The House Speaker, Paul Ryan’s, methodology of “border adjustments,” is being termed as complicated by Trump. Amongst his other concern is the notion that the newly elected administration is “going to get adjusted into a bad deal.” While understood, that Ryan’s approach is merely simplistic, as it calls for “tighter financial conditions through a stronger dollar,” but this particular aspect throws light on where the actual divide between the two resides. Ryan’s plan rests on a strong dollar to offset import cost and if extra tariffs were levied, invariably, would be borne by consumers resulting and directly affect the consumption function. Trump wants to promote manufacturing and this broad sector having an export component would function better in a weaker currency environment. The implications could be disastrous for a country, which has not been export-led for generations. For example, in 2015 US services industries accounted for 78% of the US Private sector GDP and 82% of US private sector full time employment and it is troubling for many that Trump led administration would act to derail a path that has been the mainstay of the US economy and deterring domestic consumption. Much of this, once again, could be a politically steered move, as Trump’s support has primarily come from blue-collared communities, as he would want his constituency to perceive him truthful to his word. This may make appeasing this societal class politically correct, but purely on economic terms, it does put the economy on a bearing that could actually lend it becoming rudderless.

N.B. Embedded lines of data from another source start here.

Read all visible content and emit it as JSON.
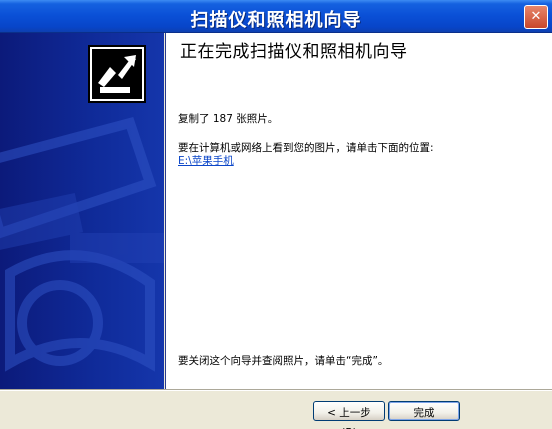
{
  "window": {
    "title": "扫描仪和照相机向导",
    "close_glyph": "✕"
  },
  "content": {
    "heading": "正在完成扫描仪和照相机向导",
    "copied_message": "复制了 187 张照片。",
    "view_prompt": "要在计算机或网络上看到您的图片，请单击下面的位置:",
    "location_link": "E:\\苹果手机",
    "finish_prompt": "要关闭这个向导并查阅照片，请单击“完成”。"
  },
  "buttons": {
    "back_label": "< 上一步(B)",
    "finish_label": "完成"
  },
  "icons": {
    "wizard": "scanner-camera-wizard-icon",
    "title": "window-icon"
  },
  "colors": {
    "title_bar": "#0a4fd6",
    "sidebar": "#0f2a98",
    "link": "#0b46c8"
  }
}
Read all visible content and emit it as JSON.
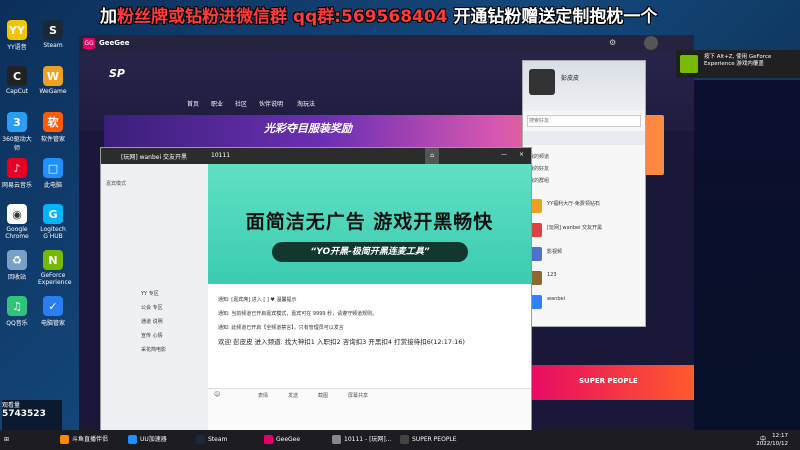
{
  "overlay": {
    "banner_prefix": "加",
    "banner_red": "粉丝牌或钻粉进微信群",
    "banner_qq": "qq群:569568404",
    "banner_suffix": "开通钻粉赠送定制抱枕一个"
  },
  "desktop_icons": [
    {
      "label": "YY语音",
      "color": "#f5c400",
      "glyph": "YY"
    },
    {
      "label": "Steam",
      "color": "#1b2838",
      "glyph": "S"
    },
    {
      "label": "CapCut",
      "color": "#222",
      "glyph": "C"
    },
    {
      "label": "WeGame",
      "color": "#f0a020",
      "glyph": "W"
    },
    {
      "label": "360驱动大师",
      "color": "#2a9df4",
      "glyph": "3"
    },
    {
      "label": "软件管家",
      "color": "#ff5a00",
      "glyph": "软"
    },
    {
      "label": "网易云音乐",
      "color": "#e60026",
      "glyph": "♪"
    },
    {
      "label": "此电脑",
      "color": "#1e90ff",
      "glyph": "□"
    },
    {
      "label": "Google Chrome",
      "color": "#fff",
      "glyph": "◉"
    },
    {
      "label": "Logitech G HUB",
      "color": "#00b4ff",
      "glyph": "G"
    },
    {
      "label": "回收站",
      "color": "#7aa0c8",
      "glyph": "♻"
    },
    {
      "label": "GeForce Experience",
      "color": "#76b900",
      "glyph": "N"
    },
    {
      "label": "QQ音乐",
      "color": "#31c27c",
      "glyph": "♫"
    },
    {
      "label": "电脑管家",
      "color": "#2a7ef4",
      "glyph": "✓"
    }
  ],
  "browser": {
    "brand": "GeeGee",
    "nav": [
      "首页",
      "职业",
      "社区",
      "伙伴说明",
      "淘玩法"
    ],
    "banner_text": "光彩夺目服装奖励",
    "promo_text": "SUPER PEOPLE"
  },
  "yy": {
    "title": "[玩网] wanbei 交友开黑",
    "channel_id": "10111",
    "left_header": "嘉宾模式",
    "left_rows": [
      "YY 专区",
      "公会 专区",
      "通道 说明",
      "宣传 心情",
      "采花简电影"
    ],
    "ad_title": "面简洁无广告  游戏开黑畅快",
    "ad_pill": "“YO开黑-极简开黑连麦工具”",
    "chat_lines": [
      "通知: [嘉宾席] 进入 [ ]  ♥ 温馨提示",
      "通知: 当前频道已开启嘉宾模式，嘉宾可在 9999 秒，请遵守频道规则。",
      "通知: 此频道已开启【全频道禁言】，只有管理员可以发言"
    ],
    "chat_last": "欢迎 彭皮皮 进入频道. 找大神扣1 入职扣2 咨询扣3 开黑扣4 打赏接待扣6(12:17:16)",
    "input_toolbar": [
      "表情",
      "发送",
      "截图",
      "屏幕共享"
    ]
  },
  "friends": {
    "nickname": "彭皮皮",
    "search_placeholder": "搜索好友",
    "groups": [
      "我的频道",
      "我的好友",
      "我的群组"
    ],
    "rows": [
      {
        "name": "YY福利大厅-免费领钻石",
        "color": "#f0a020"
      },
      {
        "name": "[玩网] wanbei 交友开黑",
        "color": "#e04040"
      },
      {
        "name": "影视频",
        "color": "#5070d0"
      },
      {
        "name": "123",
        "color": "#8a6a30"
      },
      {
        "name": "wanbei",
        "color": "#3080ff"
      }
    ]
  },
  "nvidia": {
    "line1": "按下 Alt+Z, 使用 GeForce",
    "line2": "Experience 游戏内覆盖"
  },
  "counter": {
    "label": "观看量",
    "value": "5743523"
  },
  "taskbar": {
    "items": [
      "斗鱼直播伴侣",
      "UU加速器",
      "Steam",
      "GeeGee",
      "10111 - [玩网]...",
      "SUPER PEOPLE"
    ],
    "time": "12:17",
    "date": "2022/10/12",
    "lang": "中"
  }
}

The new administration, by signing out of Trans-Pacific Partnership, has also laid the precedent to toughen negotiation talks on trade henceforth. While signing out of the TPP, initiated by Barak Obama, was part of the broader strategy to increase US political clout in Asia, and also keeping a check on China’s economic and military ambitions, is being viewed rather ruefully. Chinese media has been disdainful and has termed Western democracy as having “reached its limits,” at a time Xi Jinping has openly touted Beijing’s commitment to globalization. Earlier Pena Nieto, President of Mexico also showed his stance of moving away from its reliance on US trade while diversifying its commerce avenues with other countries. Further, an ouster from the TPP does open up opportunities for China, which has been pursuing regional trade agreements with 15 other Asian countries. White house economists have stated that a deal between China and Japan could jeopardize as much as $5 billion exports, which would result in a loss of American jobs. Thus, an introspective approach is potentially opening up doors for others to fill in the gap and dictate terms of international trade, which yet again means a shift for the global economy. When AFL-CIO President Richard Trumka states, that these policy moves are just “first in a series of necessary policy changes required to build a fair and just global economy,” it does send reverberations in the global economy. Nevertheless, one thing to Trump credit is, that while he stirs a lot of controversy and executes his plans in a definitive manner, he is not necessarily erring into hasty decisions. For example, he has deployed US top executives to come up with a border tax strategy in the near future, and thus seems to be taking requisite logical steps in seeking viable solutions. Dow Chief CEO stated, “He’s not going to do anything to harm competitiveness. He’s actually going to make us all more competitive. “
Only time can tell, if steering of the economy in a new direction by Donald trump is a correct choice. A shift in confidence can cause the US economy to veer of a steady path which has been the economies mainstay as of late!